The Revolver
Reflections on and Reactions to a Changing World

A Vieques Post-Script

Vieques coral reef

Those who follow the plight of people of color in the United States, the Americas, or the world, really, should be pretty familiar with the fight to stop the US Navy from practice bombing at Vieques, Puerto Rico. Eventually notables such as Edward James Olmos and Al Sharpton were arrested in protest, and Sharpton famously went on a hunger strike.

Humans weren’t the only victims of the bombing.
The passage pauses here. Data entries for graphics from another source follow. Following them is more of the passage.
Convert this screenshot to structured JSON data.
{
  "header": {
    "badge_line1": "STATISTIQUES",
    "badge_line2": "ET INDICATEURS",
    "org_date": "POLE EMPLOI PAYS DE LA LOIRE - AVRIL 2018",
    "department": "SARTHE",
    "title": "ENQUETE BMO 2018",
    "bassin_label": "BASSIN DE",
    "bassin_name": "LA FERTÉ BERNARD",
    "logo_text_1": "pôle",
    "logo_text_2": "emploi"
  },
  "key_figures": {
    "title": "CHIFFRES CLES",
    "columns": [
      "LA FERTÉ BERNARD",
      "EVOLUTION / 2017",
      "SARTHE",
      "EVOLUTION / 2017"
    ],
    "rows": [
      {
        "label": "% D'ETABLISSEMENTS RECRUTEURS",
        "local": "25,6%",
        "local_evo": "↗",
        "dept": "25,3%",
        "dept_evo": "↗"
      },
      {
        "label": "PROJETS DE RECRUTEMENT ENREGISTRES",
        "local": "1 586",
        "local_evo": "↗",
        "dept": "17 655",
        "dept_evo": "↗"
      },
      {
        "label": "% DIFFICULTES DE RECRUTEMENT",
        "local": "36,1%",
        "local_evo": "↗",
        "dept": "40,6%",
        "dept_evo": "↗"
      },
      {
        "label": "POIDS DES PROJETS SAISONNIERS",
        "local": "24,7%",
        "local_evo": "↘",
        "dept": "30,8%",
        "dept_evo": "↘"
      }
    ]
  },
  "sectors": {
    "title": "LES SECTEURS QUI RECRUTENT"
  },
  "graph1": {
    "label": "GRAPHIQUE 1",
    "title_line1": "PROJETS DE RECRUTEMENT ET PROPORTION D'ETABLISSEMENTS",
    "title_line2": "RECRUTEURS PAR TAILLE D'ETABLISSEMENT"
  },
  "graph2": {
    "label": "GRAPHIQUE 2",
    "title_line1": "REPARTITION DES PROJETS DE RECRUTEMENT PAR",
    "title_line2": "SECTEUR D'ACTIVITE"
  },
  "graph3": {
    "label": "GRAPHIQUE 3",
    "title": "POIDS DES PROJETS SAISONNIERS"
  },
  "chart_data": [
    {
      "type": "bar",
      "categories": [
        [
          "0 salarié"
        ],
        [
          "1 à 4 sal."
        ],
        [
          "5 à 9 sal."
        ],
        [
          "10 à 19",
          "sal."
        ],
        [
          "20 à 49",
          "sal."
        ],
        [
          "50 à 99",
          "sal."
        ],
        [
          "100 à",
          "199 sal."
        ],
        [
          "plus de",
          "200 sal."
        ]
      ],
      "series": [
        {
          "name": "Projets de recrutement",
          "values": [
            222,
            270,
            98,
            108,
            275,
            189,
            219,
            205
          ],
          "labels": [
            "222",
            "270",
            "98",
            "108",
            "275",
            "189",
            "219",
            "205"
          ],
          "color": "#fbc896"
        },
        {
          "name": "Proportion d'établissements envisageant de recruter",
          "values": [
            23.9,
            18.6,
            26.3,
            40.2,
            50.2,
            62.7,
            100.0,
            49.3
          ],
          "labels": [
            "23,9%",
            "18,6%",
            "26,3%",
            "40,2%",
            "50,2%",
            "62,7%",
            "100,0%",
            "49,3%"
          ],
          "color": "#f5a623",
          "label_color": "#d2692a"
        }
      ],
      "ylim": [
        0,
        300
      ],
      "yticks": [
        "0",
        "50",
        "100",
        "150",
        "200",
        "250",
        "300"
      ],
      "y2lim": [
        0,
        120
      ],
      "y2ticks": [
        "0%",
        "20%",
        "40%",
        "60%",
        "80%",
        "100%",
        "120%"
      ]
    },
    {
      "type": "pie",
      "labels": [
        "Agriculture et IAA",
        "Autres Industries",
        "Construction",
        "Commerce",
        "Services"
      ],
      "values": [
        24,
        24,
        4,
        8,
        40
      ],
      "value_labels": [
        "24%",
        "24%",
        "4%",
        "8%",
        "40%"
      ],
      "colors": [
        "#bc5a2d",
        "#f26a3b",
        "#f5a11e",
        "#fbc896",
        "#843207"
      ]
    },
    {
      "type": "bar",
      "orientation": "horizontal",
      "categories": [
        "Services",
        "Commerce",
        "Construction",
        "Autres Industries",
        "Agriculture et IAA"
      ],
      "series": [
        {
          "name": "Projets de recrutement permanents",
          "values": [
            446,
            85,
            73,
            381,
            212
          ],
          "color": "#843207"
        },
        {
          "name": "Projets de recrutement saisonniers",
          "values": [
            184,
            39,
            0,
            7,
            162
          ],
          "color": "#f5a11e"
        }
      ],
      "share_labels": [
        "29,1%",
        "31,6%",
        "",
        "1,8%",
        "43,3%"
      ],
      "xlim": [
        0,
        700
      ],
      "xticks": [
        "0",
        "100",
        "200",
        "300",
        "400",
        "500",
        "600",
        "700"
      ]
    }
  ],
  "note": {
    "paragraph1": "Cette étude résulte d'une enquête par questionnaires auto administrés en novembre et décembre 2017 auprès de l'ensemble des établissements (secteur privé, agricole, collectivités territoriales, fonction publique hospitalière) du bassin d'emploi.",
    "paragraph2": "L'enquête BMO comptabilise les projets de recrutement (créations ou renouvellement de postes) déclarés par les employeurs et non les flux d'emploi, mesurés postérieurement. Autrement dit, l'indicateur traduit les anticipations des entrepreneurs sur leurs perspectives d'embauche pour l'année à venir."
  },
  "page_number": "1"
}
It was also an environmental disaster for the island, which is why it is good to read that the decades of bombing didn’t have quite as devastating an impact as one might have expected:

Surveys show that the reefs around Vieques are actually in slightly better shape than corals protected by nearby marine parks. “It wasn’t quite what some people expected,” says Riegl, a researcher at Nova Southeastern University in Dania, Florida.

That doesn’t mean that the Vieques reefs have had it easy. As at other Caribbean islands, disease and hurricanes appear to have devastated reefs in the island’s shallower waters. But overall, such natural disturbances appear to have done more damage than past military activity, the study concludes. “Germs and storms, rather than bombs … seem to have taken the worst toll,” the authors write.

Full article here.

Of course now the bombing range is a wildlife refuge, which means that the long-term prospects for the wildlife should be pretty good.